La justice examine en appel lundi à Toulouse une plainte de l'organisation d'extrême-droite Agrif, qui accuse de racisme anti-blanc la militante antiraciste Houria Bouteldja

Par Michel Pech

Déjà relaxée en janvier au grand regret de Bernard Antony

Le tribunal correctionnel de Toulouse avait relaxé en janvier dernier Houria Bouteldja qui était poursuivie pour "injure raciale". La porte-parole du Parti des indigènes de la République avait été assignée en justice par l'Agrif (Alliance générale contre le racisme et pour le respect de l'identité française et chrétienne) après avoir employé en 2007, lors d'une émission télévisée, le terme "souchiens" pour désigner les Français "de souche".
A l'énoncé du délibéré, Bernard Antony, président de l'Agrif, ancien conseiller régional de Midi-Pyrénées et ancien député européen Front national, s'est dit "attristé mais pas abattu" et avait annoncé qu'il allait faire appel de la décision. 
"Une désinformation médiatique consistant à assimiler l'Agrif au groupuscule provocateur du Bloc identitaire a aussi joué contre nous", a déclaré  Bernard Antony.

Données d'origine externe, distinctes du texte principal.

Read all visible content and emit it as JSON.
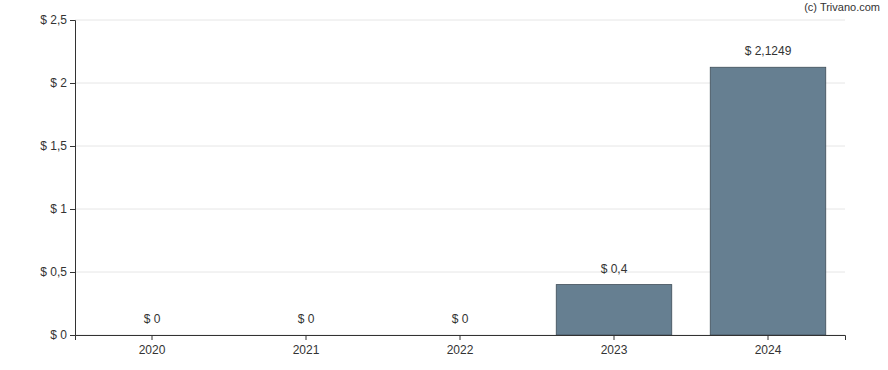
{
  "chart_data": {
    "type": "bar",
    "annotation": "(c) Trivano.com",
    "categories": [
      "2020",
      "2021",
      "2022",
      "2023",
      "2024"
    ],
    "values": [
      0,
      0,
      0,
      0.4,
      2.1249
    ],
    "value_labels": [
      "$ 0",
      "$ 0",
      "$ 0",
      "$ 0,4",
      "$ 2,1249"
    ],
    "data_labels": true,
    "color": "#667f91",
    "ylim": [
      0,
      2.5
    ],
    "yticks": [
      {
        "value": 0,
        "label": "$ 0"
      },
      {
        "value": 0.5,
        "label": "$ 0,5"
      },
      {
        "value": 1,
        "label": "$ 1"
      },
      {
        "value": 1.5,
        "label": "$ 1,5"
      },
      {
        "value": 2,
        "label": "$ 2"
      },
      {
        "value": 2.5,
        "label": "$ 2,5"
      }
    ],
    "grid": true
  }
}
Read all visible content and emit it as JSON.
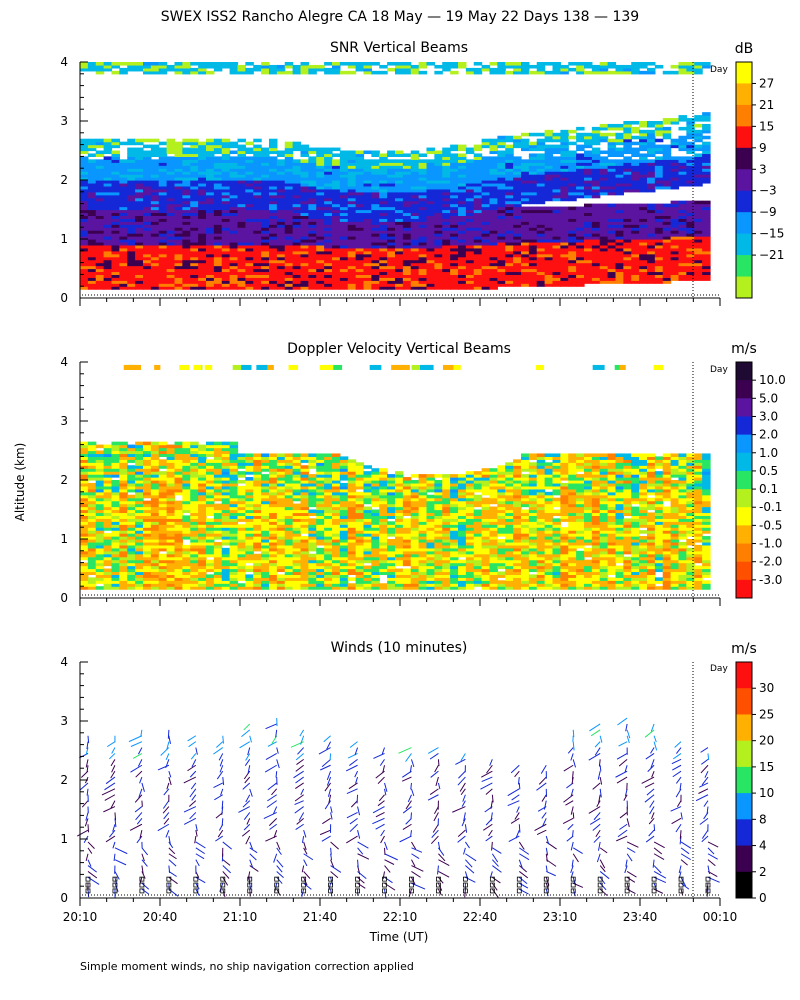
{
  "figure": {
    "title": "SWEX ISS2 Rancho Alegre CA  18 May — 19 May 22 Days 138 — 139",
    "ylabel": "Altitude (km)",
    "xlabel": "Time (UT)",
    "day_marker_label": "Day",
    "footnote": "Simple moment winds, no ship navigation correction applied"
  },
  "chart_data": [
    {
      "type": "heatmap",
      "title": "SNR Vertical Beams",
      "units": "dB",
      "ylabel": "Altitude (km)",
      "ylim": [
        0,
        4
      ],
      "yticks": [
        "0",
        "1",
        "2",
        "3",
        "4"
      ],
      "xlim_hours": [
        20.1667,
        24.1667
      ],
      "colorbar": {
        "labels": [
          "27",
          "21",
          "15",
          "9",
          "3",
          "−3",
          "−9",
          "−15",
          "−21"
        ],
        "values": [
          27,
          21,
          15,
          9,
          3,
          -3,
          -9,
          -15,
          -21
        ],
        "colors": [
          "#ffff00",
          "#ffb000",
          "#ff8000",
          "#ff1010",
          "#3c0050",
          "#5a14a0",
          "#1428d8",
          "#0a96ff",
          "#00b9e6",
          "#28e664",
          "#b4f01e"
        ]
      },
      "profile_bands": [
        {
          "from_km": 0.15,
          "to_km": 0.9,
          "value_db": 12
        },
        {
          "from_km": 0.9,
          "to_km": 1.5,
          "value_db": 0
        },
        {
          "from_km": 1.5,
          "to_km": 2.0,
          "value_db": -6
        },
        {
          "from_km": 2.0,
          "to_km": 2.4,
          "value_db": -13
        },
        {
          "from_km": 2.4,
          "to_km": 2.7,
          "value_db": -19
        },
        {
          "from_km": 3.8,
          "to_km": 4.0,
          "value_db": -19
        }
      ]
    },
    {
      "type": "heatmap",
      "title": "Doppler Velocity Vertical Beams",
      "units": "m/s",
      "ylabel": "Altitude (km)",
      "ylim": [
        0,
        4
      ],
      "yticks": [
        "0",
        "1",
        "2",
        "3",
        "4"
      ],
      "xlim_hours": [
        20.1667,
        24.1667
      ],
      "colorbar": {
        "labels": [
          "10.0",
          "5.0",
          "3.0",
          "2.0",
          "1.0",
          "0.5",
          "0.1",
          "-0.1",
          "-0.5",
          "-1.0",
          "-2.0",
          "-3.0"
        ],
        "values": [
          10,
          5,
          3,
          2,
          1,
          0.5,
          0.1,
          -0.1,
          -0.5,
          -1,
          -2,
          -3
        ],
        "colors": [
          "#1e0a32",
          "#3c0050",
          "#5a14a0",
          "#1428d8",
          "#0a96ff",
          "#00b9e6",
          "#28e664",
          "#b4f01e",
          "#ffff00",
          "#ffb000",
          "#ff8000",
          "#ff5000",
          "#ff1010"
        ]
      },
      "typical_value_ms": -0.4
    },
    {
      "type": "scatter",
      "title": "Winds (10 minutes)",
      "units": "m/s",
      "ylabel": "Altitude (km)",
      "xlabel": "Time (UT)",
      "ylim": [
        0,
        4
      ],
      "yticks": [
        "0",
        "1",
        "2",
        "3",
        "4"
      ],
      "xlim_hours": [
        20.1667,
        24.1667
      ],
      "xticks": [
        "20:10",
        "20:40",
        "21:10",
        "21:40",
        "22:10",
        "22:40",
        "23:10",
        "23:40",
        "00:10"
      ],
      "colorbar": {
        "labels": [
          "30",
          "25",
          "20",
          "15",
          "10",
          "8",
          "4",
          "2",
          "0"
        ],
        "values": [
          30,
          25,
          20,
          15,
          10,
          8,
          4,
          2,
          0
        ],
        "colors": [
          "#ff1010",
          "#ff5000",
          "#ffb000",
          "#b4f01e",
          "#28e664",
          "#0a96ff",
          "#1428d8",
          "#3c0050",
          "#000000"
        ]
      },
      "profile_times": [
        "20:10",
        "20:20",
        "20:30",
        "20:40",
        "20:50",
        "21:00",
        "21:10",
        "21:20",
        "21:30",
        "21:40",
        "21:50",
        "22:00",
        "22:10",
        "22:20",
        "22:30",
        "22:40",
        "22:50",
        "23:00",
        "23:10",
        "23:20",
        "23:30",
        "23:40",
        "23:50",
        "24:00"
      ],
      "profile_top_km": [
        2.8,
        2.8,
        2.9,
        2.9,
        2.8,
        2.8,
        3.0,
        3.1,
        2.9,
        2.8,
        2.7,
        2.6,
        2.6,
        2.6,
        2.5,
        2.4,
        2.3,
        2.3,
        2.9,
        3.0,
        3.1,
        3.0,
        2.7,
        2.6
      ],
      "typical_speed_ms": 4
    }
  ]
}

"Souchiens = français de souche et non pas "sous-chiens"

De son côté, Me Henri Braun, conseil d'Houria Bouteldja, a estimé qu'il serait "intéressant de connaître les motivations de cette relaxe sur le fond" dont a bénéficié sa cliente. "Le bon sens a triomphé et la justice a refusé de se faire instrumentaliser par l'extrême droite néo-colonialiste", a-t-il déclaré.
Houria Bouteldja elle-même ne s'est pas dit très étonnée par cette relaxe. "J'étais assez sereine, il aurait été grotesque que l'on juge l'expression 'souchiens' raciste. Comme je l'ai répété durant le procès, c'est un néologisme formé sur le mot souche que j'ai utilisé pour critiquer l'expression Français 'de souche' et en aucun cas il ne s'agit d'un jeu de mots", a réagi Houria Bouteldja.
Le 21 juin 2007, lors de l'émission "Ce soir ou jamais" sur France 3, Houria Bouteldja avait utilisé le néologisme "souchiens" pour désigner les Français "de souche", les "blancs". A la suite de ses déclarations qui avaient été vivement critiquées à l'époque par l'hebdomadaire Marianne, le philosophe Alain Finkielkraut ou encore Brice Hortefeux, alors ministre de l'Immigration et de l'Identité nationale, l'Agrif avait déposé une première plainte qui n'avait pas été suivie par le parquet.
L'association avait déposé une nouvelle plainte avec constitution de partie civile en février 2008.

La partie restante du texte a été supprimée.